I’m okay with that for a few reasons. First, nine books in two weeks is still hella impressive. Second, I only chose to reread them now because of the Netflix series, which only goes through book four so far, meaning I’m ahead.
Since people have asked, I have watched the Netflix series. I could start and end with “it’s better than the movie,” but I’m going to ignore that atrocity and talk about the new show as an adaptation of the books. It is a bit different, and this is NOT a spoiler-free zone.
So far, each book got two 43-minute episodes apiece, leaving enough time to tell the individual book’s story, set up the longer mystery at play, and add a new related storyline.
The song that opens each episode is reminiscent of the letters on the back of each book, and each new pair shows the book’s dedication, which will end up being important if they get through all thirteen books. Lemony Snicket, played by Patrick Warburton, narrates with the same style I loved so much in the books: defining words in context, urging the viewer to stop watching when something bad is about to happen and, most importantly, respecting his protagonists despite the fact that they’re children.

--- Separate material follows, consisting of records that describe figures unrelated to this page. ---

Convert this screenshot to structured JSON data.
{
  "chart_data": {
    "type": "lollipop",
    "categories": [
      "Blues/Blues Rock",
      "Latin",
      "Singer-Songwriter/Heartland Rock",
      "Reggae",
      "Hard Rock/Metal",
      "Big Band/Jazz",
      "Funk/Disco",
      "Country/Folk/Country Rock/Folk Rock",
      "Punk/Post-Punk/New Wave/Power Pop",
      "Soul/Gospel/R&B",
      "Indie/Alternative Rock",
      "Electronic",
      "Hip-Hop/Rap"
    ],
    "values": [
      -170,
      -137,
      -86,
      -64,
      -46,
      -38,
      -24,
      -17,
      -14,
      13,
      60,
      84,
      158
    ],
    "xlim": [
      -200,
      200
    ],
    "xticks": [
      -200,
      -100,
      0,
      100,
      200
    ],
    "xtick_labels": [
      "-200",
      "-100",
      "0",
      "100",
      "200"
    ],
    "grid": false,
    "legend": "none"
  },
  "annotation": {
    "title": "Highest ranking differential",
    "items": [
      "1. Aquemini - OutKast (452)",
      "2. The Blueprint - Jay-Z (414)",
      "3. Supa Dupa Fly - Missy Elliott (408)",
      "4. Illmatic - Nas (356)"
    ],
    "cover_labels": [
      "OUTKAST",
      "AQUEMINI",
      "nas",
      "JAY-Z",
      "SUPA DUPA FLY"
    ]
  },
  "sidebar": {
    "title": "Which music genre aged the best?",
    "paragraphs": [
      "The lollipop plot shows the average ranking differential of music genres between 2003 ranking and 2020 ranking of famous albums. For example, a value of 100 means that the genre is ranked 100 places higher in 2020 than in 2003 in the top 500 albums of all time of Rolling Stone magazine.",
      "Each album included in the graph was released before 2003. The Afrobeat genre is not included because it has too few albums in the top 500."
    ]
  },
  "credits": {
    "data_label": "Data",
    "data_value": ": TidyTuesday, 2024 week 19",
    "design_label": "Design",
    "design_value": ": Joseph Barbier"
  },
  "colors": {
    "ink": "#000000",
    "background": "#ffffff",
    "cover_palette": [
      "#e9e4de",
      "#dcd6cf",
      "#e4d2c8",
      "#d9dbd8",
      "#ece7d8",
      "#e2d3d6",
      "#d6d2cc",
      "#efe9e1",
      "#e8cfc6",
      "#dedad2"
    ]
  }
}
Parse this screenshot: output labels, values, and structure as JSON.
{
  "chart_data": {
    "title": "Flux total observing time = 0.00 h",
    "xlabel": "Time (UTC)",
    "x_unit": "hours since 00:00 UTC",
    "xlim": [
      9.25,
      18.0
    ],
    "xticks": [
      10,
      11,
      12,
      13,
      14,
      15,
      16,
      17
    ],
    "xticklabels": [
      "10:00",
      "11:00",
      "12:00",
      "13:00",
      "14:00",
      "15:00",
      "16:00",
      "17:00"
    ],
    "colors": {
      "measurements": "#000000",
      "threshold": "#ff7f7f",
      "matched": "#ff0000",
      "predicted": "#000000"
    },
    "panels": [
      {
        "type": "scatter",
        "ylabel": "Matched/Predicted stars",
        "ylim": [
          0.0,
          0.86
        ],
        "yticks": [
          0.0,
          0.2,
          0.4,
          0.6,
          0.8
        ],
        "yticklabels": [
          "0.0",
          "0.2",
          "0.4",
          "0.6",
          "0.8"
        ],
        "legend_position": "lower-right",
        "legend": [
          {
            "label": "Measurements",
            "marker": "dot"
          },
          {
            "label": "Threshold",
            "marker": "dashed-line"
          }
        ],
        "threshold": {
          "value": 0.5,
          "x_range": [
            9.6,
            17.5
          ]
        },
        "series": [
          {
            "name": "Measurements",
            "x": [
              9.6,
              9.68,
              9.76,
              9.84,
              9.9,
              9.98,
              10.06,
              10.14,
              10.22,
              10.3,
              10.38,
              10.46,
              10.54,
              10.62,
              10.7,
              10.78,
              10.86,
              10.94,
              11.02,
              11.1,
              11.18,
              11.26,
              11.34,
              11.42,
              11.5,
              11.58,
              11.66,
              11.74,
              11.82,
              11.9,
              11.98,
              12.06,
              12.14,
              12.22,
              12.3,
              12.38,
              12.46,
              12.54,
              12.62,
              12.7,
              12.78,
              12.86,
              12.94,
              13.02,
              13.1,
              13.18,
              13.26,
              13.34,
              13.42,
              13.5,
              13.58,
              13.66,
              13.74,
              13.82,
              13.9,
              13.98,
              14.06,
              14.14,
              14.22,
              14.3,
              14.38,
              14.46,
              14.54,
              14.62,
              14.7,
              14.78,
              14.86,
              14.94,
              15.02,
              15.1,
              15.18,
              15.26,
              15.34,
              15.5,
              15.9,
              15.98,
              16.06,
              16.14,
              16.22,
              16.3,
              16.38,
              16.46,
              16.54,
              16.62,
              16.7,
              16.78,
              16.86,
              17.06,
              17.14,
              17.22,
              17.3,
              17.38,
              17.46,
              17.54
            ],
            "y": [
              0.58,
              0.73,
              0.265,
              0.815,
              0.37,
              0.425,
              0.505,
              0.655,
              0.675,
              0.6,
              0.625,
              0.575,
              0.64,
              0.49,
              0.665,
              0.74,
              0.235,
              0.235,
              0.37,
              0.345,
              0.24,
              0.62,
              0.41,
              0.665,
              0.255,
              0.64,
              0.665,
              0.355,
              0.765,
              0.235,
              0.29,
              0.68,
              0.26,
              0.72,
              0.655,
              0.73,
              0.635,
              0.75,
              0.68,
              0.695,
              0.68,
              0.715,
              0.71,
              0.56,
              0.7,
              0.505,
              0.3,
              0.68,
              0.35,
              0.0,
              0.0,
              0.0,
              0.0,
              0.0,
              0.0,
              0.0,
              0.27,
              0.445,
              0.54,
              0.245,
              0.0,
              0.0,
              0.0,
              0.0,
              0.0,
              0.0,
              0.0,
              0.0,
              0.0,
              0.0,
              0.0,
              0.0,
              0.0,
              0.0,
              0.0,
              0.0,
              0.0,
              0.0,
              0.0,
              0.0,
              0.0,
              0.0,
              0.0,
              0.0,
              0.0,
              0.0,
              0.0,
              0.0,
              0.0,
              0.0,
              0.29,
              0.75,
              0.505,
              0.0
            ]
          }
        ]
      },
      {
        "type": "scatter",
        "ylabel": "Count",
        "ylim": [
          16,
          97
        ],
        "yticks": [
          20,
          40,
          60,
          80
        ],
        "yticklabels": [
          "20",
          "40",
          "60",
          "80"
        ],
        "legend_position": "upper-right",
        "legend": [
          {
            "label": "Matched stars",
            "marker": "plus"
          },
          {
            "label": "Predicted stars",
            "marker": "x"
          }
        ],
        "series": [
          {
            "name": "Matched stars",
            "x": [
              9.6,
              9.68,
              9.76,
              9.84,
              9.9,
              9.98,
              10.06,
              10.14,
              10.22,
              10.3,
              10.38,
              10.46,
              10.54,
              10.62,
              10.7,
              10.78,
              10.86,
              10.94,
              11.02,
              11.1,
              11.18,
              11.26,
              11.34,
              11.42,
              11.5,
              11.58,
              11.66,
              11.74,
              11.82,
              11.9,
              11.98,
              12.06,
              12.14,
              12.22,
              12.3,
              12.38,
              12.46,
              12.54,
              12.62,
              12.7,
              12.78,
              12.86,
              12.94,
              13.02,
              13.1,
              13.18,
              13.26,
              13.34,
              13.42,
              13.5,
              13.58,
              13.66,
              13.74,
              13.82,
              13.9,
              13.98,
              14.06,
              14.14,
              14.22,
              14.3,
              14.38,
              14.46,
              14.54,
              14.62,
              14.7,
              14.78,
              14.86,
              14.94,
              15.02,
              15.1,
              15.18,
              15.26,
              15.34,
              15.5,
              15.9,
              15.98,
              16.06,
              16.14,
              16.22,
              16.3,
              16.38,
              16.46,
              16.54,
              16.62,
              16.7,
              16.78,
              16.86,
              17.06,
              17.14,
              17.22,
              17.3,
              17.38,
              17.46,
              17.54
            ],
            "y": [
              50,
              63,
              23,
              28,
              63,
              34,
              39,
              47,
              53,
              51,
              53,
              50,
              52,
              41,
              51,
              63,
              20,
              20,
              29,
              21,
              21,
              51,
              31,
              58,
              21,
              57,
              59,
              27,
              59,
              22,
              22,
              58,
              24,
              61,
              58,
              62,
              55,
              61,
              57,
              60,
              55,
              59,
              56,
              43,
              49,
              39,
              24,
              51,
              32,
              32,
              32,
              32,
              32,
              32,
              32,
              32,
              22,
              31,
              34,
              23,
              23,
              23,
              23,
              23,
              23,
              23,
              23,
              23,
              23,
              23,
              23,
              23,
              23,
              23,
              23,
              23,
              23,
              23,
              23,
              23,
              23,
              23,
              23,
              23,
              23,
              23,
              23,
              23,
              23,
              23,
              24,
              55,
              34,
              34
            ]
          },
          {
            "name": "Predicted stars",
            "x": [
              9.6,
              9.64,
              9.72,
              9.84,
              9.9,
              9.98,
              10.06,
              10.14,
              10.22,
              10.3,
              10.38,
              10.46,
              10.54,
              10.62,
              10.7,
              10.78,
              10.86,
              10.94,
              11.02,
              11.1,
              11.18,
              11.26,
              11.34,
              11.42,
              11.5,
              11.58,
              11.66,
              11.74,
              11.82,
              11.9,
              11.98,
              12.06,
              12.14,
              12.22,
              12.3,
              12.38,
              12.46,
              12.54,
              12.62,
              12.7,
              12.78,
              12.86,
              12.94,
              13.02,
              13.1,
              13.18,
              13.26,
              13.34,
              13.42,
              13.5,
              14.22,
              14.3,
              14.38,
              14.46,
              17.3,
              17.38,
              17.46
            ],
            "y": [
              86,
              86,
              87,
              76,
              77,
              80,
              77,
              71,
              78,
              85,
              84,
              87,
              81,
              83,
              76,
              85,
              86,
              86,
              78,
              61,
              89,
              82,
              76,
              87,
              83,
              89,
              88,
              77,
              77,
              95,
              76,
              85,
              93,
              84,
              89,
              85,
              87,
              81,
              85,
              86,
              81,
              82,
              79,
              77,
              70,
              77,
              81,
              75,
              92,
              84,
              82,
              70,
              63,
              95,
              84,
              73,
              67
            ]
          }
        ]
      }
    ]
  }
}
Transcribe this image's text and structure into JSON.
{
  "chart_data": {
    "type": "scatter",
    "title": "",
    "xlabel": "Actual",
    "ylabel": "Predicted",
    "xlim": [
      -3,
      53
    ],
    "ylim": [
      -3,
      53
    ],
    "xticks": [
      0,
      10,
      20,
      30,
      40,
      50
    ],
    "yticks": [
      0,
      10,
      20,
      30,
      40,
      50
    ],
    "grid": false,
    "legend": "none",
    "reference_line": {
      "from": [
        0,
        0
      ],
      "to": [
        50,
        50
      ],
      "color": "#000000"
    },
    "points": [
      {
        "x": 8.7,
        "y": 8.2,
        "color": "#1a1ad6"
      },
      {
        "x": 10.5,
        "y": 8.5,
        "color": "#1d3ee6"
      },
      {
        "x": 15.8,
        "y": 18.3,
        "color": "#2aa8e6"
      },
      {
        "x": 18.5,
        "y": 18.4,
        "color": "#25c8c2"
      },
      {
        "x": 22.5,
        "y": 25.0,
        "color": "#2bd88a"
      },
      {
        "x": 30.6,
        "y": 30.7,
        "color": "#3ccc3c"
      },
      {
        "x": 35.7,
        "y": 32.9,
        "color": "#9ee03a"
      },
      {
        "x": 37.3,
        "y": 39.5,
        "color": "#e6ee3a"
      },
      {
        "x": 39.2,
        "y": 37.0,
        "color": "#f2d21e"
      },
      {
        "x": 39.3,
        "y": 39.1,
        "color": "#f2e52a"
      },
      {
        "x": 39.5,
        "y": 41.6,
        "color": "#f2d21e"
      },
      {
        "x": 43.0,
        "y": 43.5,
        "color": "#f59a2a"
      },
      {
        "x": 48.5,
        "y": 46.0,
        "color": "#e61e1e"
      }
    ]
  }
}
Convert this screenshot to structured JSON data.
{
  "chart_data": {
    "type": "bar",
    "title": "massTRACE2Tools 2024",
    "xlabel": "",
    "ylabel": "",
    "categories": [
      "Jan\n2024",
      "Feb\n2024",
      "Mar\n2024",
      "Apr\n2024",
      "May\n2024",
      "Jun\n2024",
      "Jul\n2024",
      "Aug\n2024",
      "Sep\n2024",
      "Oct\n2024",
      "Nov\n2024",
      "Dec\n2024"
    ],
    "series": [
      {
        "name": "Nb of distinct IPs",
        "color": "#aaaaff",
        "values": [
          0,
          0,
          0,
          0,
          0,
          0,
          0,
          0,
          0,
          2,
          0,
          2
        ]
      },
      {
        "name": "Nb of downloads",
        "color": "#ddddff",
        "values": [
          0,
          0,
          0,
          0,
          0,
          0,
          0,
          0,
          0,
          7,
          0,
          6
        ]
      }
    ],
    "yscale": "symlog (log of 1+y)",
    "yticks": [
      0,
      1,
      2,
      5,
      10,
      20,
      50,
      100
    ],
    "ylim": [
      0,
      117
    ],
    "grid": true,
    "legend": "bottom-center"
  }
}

The main plot, over eight episodes, is Count Olaf trying to steal the Baudelaire fortune. Neal Patrick Harris perfectly balances humor and horror as Olaf.
In the first four books, that is the only plot that matters because it is told entirely from the children’s point of view. The show is told from a wider lens, allowing the view a more thorough understanding of what is happening. As such, the mystery of their parents’ secret organization is introduced earlier than it is in the books. We see some of the gears working with characters who aren’t in these books, like Jacquelyn and Gustav, and even with characters who are in the books but whose secrets were revealed until later, like Uncle Monty and Aunt Josephine. The subplot with Will Arnett’s and Cobie Smulder’s characters ties it all together and prepares the viewer for the next season. It’s also just really entertaining.
These are the threads tying the episodes together but each third episodes is based on a new book and introduces new characters and locations. The format allows them to fully develop all of them, even Olaf’s henchmen who are flat in the books. I had more fun watching the first season than I did rereading the books it is based on. I can’t wait until they get to the books I actually enjoyed the second time around. The Netflix show was exactly the right format to bring these books to screen.